Из коробочки донесся звук, напоминающий хмыканье. Мужчины привычно кашлянули, делая вид, что ничего не слышат.
– Хотя вы, Непеняй Зазеркальевич, кажется, собирались использовать снимок как пример вашего достижения? – вспомнил Персефоний.
Сударый покачал головой:
– Нет, мой друг, у меня уже нет намерения объявлять об открытии. Как ни прискорбно, мир не созрел для новейшей оптографии. Подумать только: открытие еще не было совершено по-настоящему, а его уже попытались использовать в самых пошлых и низменных целях! Дальнейшее распространение метода приведет только к новым недоразумениям. На него будут возлагаться неоправданные надежды, а преувеличенное выражение характеров на снимках повлечет за собою обиды и ложные толкования. Нет-нет, я не хочу быть к этому причастен. Напротив, у меня появилась другая идея. Многие эффекты открытого мной метода оказались совершенно неожиданными, хотя, если вдуматься, ничего непредсказуемого в них не было. И мне пришло в голову, что можно опубликовать статью, в которой наш печальный опыт будет описан в теоретическом виде. Быть может, гипотеза о некоторых проявлениях новейшей оптографии заставит видных ученых задуматься и приостановить работы…
– Как это благородно, Непеняй Зазеркальевич! – с чувством произнесла Вереда. – Но чем же вы тогда станете заниматься?
– Оптография – невозделанное поле, ученому всегда найдется работа. Если мне не изменяет память, сегодня у нас в студии не слишком напряженный день?
– Да, Непеняй Зазеркальевич, всего один сеанс на два часа.
– Вот и прекрасно, будет время заняться статьей. Персефоний, я хочу, чтобы ты собрал наши лабораторные записи. Вереда, будь добра, расшифруй их и расположи в хронологическом порядке. Я подготовлю иллюзию для сегодняшнего снимка, а потом сяду за статью.
Иллюзию Сударый создал быстро и уже примерял ее в студии, когда вошла Вереда и сообщила:
– Вас спрашивает какой-то господин. Не из Рукомоевых, – поспешила добавить она, видя постное выражение лица Сударого.
– Что ж, пригласи…
В студию вошел человек с аккуратной бородкой, в идеально сидящем клетчатом костюме спортивного покроя.
– Непеняй Зазеркальевич?
– Совершенно верно, – ответил Сударый, приятно удивленный тем, что его имя не переврали. Вообще посетитель не казался похожим на тот класс людей, к которому принадлежали Рукомоевы, но Сударый не спешил расслабляться.

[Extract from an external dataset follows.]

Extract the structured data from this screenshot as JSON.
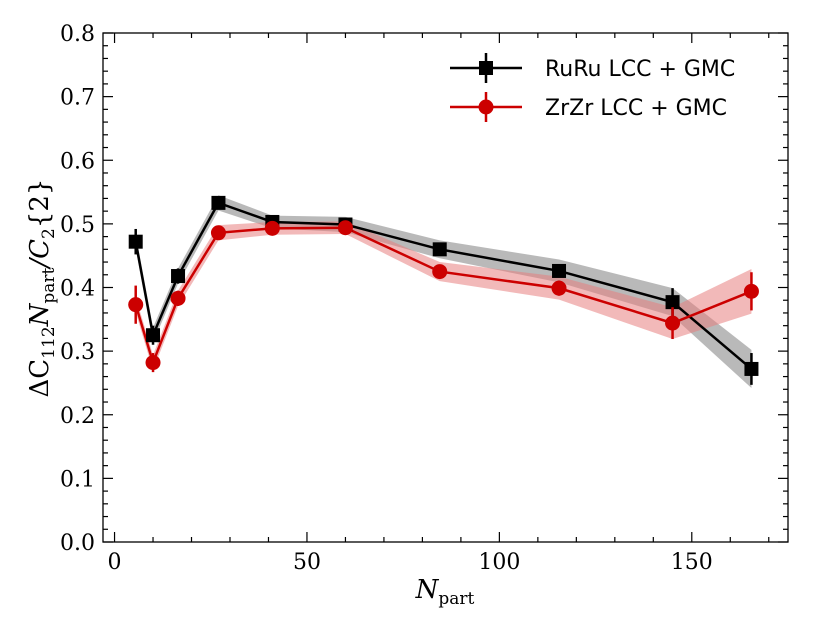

– Позвольте представиться: Колли Рож де Крив, оптограф. Прибыл в Спросонск вчера вечером, поэтому решил отложить визит до сегодняшнего дня. Читал вашу статью в «Маготехнике – юности», был очень впечатлен! В частности по этому поводу и хотел с вами поговорить – если, конечно, не отвлеку от дел…
– Что вы, что вы! – воскликнул Сударый, пожимая ему руку. – Очень рад вашему визиту, господин де Крив, читал ваши статьи, видел снимки и, поверьте, очень хотел познакомиться! Так вас заинтересовала статья о миниатюризации оптокамер?
– Вот именно. По-моему, идея камеры, которую можно удерживать в руках без помощи штатива, а в перспективе – и одной рукой, просто гениальна… Но я вас точно не отвлекаю?
Сударый заверил гостя, что конечно же нет, и пригласил в гостиную. По его просьбе Вереда принесла чай и разлила по чашкам. Видя отношение Сударого к визитеру, секретарша прониклась к нему доверием, и, когда выходила из гостиной, можно было расслышать, как она отвечает на тревожный вопрос Персефония, кого это еще черти принесли в их тихое ателье:
– Это совсем не то, что ты думаешь. Знаешь, кто он? Сам Рож де Крив!
У Сударого были чудесные работники, он не раз и не два встречал в Спросонске умных, образованных людей, но все-таки сильно – боже, как сильно! – соскучился вдалеке от столицы по настоящему профессиональному общению. И вот теперь он отдыхал душой, хотя похвалы Рож де Крива идеям миниатюризации и казались чрезмерными, так что заставляли смущаться. Он жадно впитывал рассказы о галереях и выставках, о виднейших спиритографах и их достижениях.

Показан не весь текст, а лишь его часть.